In the early 20th century, the French surrealists invented a parlor game they called the Exquisite Corpse. Write down a word, fold the paper and hand it to someone else, who writes the next word, until you end up with some Dadaist nonsense. Dig in your childhood memories, you’ve surely played it with pictures, too.
Now, Aaron Koblin and Chris Milk have created a version for animation. This Exquisite Forest is an online collaborative art project. It evolves around the notion of curating and lets users and participants create short animations that build off one another as they explore a specific theme. The result is a collection of branching narratives resembling trees.
The idea for This Exquisite Forest came from The Johnny Cash Project: “People were making these drawings and we could see they wanted to take it further,” says Aaron to Wired UK. “So we were thinking, how can we let people steer the course themselves and build something new?“
Aaron Koblin thinks the “collaborative animation platform” shows how technology and art can push each other further, together. “I think it actually makes ourselves maybe more human, or at least human in a different way, that we can connect together in amazingly different, and powerful new ways.”

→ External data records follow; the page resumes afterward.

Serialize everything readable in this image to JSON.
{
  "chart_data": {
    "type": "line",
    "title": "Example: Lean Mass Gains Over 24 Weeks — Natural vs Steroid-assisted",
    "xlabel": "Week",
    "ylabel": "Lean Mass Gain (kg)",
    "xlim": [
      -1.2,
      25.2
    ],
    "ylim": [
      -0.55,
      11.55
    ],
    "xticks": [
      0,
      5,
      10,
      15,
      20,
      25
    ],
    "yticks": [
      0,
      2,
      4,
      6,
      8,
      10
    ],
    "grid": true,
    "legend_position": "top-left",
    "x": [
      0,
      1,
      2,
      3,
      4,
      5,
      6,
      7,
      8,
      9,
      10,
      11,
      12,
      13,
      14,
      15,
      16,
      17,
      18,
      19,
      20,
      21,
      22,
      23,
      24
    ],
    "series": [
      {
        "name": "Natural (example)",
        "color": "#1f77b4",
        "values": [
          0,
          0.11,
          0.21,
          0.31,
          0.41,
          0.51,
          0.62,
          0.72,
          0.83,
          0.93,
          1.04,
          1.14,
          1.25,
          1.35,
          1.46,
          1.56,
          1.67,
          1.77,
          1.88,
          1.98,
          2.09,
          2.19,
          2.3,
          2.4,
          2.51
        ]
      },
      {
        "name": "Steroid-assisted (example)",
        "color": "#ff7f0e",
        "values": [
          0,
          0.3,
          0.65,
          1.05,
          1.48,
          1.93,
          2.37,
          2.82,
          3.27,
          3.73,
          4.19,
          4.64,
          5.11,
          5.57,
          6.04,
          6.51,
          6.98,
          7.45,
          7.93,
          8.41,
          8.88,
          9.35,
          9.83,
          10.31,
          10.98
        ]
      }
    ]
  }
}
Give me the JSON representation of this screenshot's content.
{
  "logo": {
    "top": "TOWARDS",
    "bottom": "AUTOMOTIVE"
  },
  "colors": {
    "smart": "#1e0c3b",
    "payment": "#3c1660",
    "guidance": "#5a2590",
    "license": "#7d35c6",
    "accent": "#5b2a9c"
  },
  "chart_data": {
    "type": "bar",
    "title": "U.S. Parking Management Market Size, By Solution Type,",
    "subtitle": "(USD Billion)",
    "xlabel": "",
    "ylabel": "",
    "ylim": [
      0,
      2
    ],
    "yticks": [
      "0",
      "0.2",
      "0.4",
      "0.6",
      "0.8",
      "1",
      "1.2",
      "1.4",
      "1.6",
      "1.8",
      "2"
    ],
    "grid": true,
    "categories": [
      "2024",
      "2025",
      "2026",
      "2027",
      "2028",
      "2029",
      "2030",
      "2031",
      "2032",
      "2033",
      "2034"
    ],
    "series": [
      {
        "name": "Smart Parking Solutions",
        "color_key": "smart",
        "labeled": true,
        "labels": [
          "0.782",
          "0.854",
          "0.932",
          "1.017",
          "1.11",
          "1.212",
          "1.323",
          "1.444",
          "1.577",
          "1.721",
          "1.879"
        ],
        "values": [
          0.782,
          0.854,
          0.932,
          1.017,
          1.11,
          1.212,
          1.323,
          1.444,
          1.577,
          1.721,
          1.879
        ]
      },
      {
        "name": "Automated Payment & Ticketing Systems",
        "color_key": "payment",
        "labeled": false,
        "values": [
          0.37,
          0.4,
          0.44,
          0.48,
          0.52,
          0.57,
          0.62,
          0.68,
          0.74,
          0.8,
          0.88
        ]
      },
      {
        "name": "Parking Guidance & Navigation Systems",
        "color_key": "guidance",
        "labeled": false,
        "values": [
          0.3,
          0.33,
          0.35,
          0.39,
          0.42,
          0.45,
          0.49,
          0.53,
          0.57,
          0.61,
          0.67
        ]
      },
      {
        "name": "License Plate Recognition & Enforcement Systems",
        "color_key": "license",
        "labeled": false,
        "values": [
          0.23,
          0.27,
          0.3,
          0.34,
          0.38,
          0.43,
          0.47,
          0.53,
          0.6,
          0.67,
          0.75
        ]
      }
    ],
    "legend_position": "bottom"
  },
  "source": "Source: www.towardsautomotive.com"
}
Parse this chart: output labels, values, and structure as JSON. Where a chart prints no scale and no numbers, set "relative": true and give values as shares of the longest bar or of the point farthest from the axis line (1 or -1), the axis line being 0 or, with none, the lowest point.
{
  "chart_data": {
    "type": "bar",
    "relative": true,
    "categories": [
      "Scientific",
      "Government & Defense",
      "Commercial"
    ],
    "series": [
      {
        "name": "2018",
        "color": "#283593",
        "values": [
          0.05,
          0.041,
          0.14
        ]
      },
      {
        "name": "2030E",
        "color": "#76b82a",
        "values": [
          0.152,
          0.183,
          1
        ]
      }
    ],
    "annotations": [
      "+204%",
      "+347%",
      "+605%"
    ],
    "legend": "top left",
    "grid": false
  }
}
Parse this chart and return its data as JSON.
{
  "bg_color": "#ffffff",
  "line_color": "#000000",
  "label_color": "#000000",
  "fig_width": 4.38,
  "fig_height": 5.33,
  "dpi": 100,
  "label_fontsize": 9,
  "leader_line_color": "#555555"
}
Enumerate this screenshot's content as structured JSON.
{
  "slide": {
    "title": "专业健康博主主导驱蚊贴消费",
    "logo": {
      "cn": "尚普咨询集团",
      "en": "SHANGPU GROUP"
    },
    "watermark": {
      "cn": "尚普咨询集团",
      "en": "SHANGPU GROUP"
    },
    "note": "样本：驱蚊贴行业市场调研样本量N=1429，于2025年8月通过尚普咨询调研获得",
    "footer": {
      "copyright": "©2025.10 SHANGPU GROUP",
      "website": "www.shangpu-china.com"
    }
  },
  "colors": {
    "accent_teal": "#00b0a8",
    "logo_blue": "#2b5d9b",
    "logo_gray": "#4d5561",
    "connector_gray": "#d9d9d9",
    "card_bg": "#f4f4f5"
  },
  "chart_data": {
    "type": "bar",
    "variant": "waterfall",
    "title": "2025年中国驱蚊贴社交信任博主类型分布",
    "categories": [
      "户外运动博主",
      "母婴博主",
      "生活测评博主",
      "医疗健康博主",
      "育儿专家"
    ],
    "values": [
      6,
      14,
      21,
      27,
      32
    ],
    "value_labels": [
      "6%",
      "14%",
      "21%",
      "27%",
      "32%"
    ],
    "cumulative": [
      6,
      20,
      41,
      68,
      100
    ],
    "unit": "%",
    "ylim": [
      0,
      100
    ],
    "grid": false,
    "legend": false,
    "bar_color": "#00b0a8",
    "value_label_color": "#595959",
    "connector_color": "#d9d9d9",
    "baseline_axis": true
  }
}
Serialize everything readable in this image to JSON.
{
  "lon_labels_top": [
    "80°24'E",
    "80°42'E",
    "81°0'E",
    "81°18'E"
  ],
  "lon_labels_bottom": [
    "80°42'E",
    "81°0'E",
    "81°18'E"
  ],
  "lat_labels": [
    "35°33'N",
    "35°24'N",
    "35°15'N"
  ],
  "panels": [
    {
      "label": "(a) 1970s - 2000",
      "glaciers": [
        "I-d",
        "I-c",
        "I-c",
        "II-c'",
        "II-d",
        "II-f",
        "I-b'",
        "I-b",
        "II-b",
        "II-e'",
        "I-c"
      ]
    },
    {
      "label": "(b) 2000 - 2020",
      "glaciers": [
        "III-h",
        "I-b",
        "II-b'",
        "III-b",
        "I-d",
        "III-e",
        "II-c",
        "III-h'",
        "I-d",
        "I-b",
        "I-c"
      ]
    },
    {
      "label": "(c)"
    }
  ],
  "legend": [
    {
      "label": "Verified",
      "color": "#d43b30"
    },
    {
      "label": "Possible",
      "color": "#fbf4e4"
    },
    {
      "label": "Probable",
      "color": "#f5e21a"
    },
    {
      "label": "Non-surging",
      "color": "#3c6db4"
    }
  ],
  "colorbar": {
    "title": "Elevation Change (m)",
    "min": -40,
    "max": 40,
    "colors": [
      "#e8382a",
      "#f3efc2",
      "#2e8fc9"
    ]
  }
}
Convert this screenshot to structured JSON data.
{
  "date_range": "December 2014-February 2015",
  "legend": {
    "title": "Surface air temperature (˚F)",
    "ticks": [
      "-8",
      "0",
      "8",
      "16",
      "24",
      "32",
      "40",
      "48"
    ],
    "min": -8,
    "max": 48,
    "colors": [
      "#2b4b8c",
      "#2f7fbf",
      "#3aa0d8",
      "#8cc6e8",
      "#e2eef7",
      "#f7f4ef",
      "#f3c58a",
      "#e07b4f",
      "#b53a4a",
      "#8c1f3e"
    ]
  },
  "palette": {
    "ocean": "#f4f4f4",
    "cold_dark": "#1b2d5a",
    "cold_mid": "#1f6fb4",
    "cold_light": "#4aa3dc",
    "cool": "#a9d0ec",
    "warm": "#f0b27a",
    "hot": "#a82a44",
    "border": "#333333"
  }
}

In Summer 2012, a physical installation was launched at Tate Modern. To provide inspiration, eight artists, including our DLD friend Olafur Eliasson, have created digital, animated saplings for others to grow, along with instructions (Eliasson’s instructions: “Be energy (not about energy); Use yellow often, but not always; Show that light is life; Exercise empathetic attention; Share this with friends.”)
For #dld13, DLD Arts commissioned a physical installation of This Exquisite Forest, calling for participants to jointly add to a new curated tree online. Under the light of this year’s theme „patterns that connect“, this project provides an outstanding canvas to collectively create such a new pattern. We are candidly excited to see this exquisite DLD forest grow.